Pepper v. Litton, 308 U.S. 295 (1939)

Pepper v. Litton

No. 39

Argued November 9, 10, 1939

Decided December 4, 1939

308 U.S. 295

Syllabus

1. The overruling by a state court of a motion made by the trustee of a bankrupt corporation to set aside a judgment against the corporation, where such motion was based exclusively upon the ground that the state practice governing confession of judgments was not followed in obtaining the judgment, and upon the ground that the agent purporting to act for the corporation in the matter was not authorized, does not bar the trustee, acting in the bankruptcy court on behalf of other creditors, from attacking the validity or priority of the claim underlying the judgment, matters which were not in issue and could not have been decided in the state court proceeding. P. 308 U. S. 302.

2. Courts of bankruptcy, in passing upon the validity and priority of claims, exercise equity powers, and have not only the power, but the duty, to disallow or subordinate claims if equity and fairness so require. That power and duty are especially clear where the claim seeking allowance accrues to the benefit of an officer, director, or stockholder of the bankrupt. P. 308 U. S. 303.

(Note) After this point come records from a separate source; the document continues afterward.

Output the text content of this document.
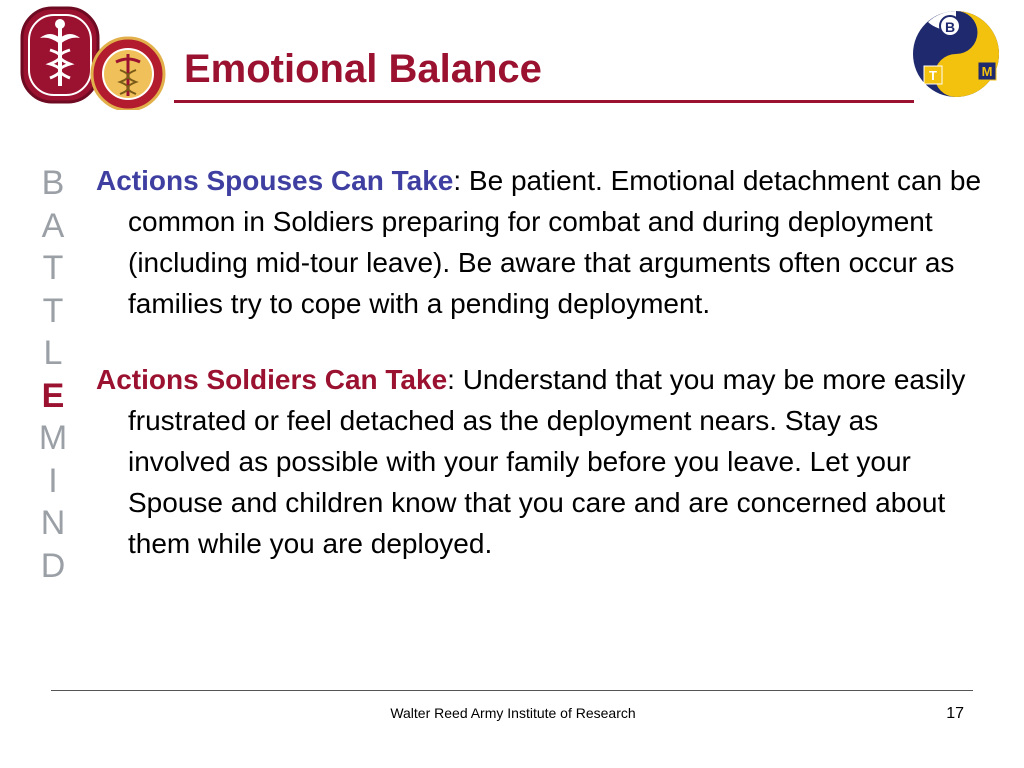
B
T	M
Emotional Balance
B
A
T
T
L
E
M
I
N
D

Actions Spouses Can Take: Be patient. Emotional detachment can be common in Soldiers preparing for combat and during deployment (including mid-tour leave). Be aware that arguments often occur as families try to cope with a pending deployment.

Actions Soldiers Can Take: Understand that you may be more easily frustrated or feel detached as the deployment nears. Stay as involved as possible with your family before you leave. Let your Spouse and children know that you care and are concerned about them while you are deployed.

Walter Reed Army Institute of Research	17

3. Merger of a claim in a judgment does not change its nature insofar as provability in bankruptcy is concerned; the court of bankruptcy may look behind the judgment to the essence of the liability. P. 308 U. S. 305.

4. A dominant and controlling stockholder has a fiduciary duty to creditors in dealing with the corporation and with them, and, when his transactions are challenged, must prove the good faith of the transactions and their inherent fairness from the viewpoint of the corporation and those interested therein. This obligation is enforceable by the trustee in bankruptcy of the corporation. P. 308 U. S. 306.

5. A dominant or controlling stockholder or group of stockholders are fiduciaries, as are directors. Their powers are powers in trust. P. 308 U. S. 306.

6. The dominant and controlling stockholder of a corporation, scheming to defraud one of its creditors, sued the corporation on accumulated unpaid salary claims, the amounts of which were fixed by himself, and which he sought to collect only when the corporation was in financial difficulties; caused the corporation to confess

Page 308 U. S. 296

judgment; used the judgment to delay the other creditor; levied on part of the corporate property and bought it in at sheriff's sale for much less than his judgment or the other claim; transferred the property to a second "one-man" corporation for six times what it cost him at the sale, payable in stock; caused the first corporation to go into voluntary bankruptcy for the sole purpose of avoiding payment of the other creditor's claim; bought up other debts, and presented his judgment as a claim, preferred in part, against the remaining assets of the bankrupt.

Held, that the judgment claim was properly disallowed by the court of bankruptcy either as a secured or as an unsecured claim. P. 308 U. S. 310.

7. The fact that the judgment lien was perfected more than four months preceding bankruptcy cannot affect the result. P. 308 U. S. 312.

100 F.2d 830, reversed.

Certiorari, 307 U.S. 620, to review the reversal of a judgment disallowing a claim in bankruptcy.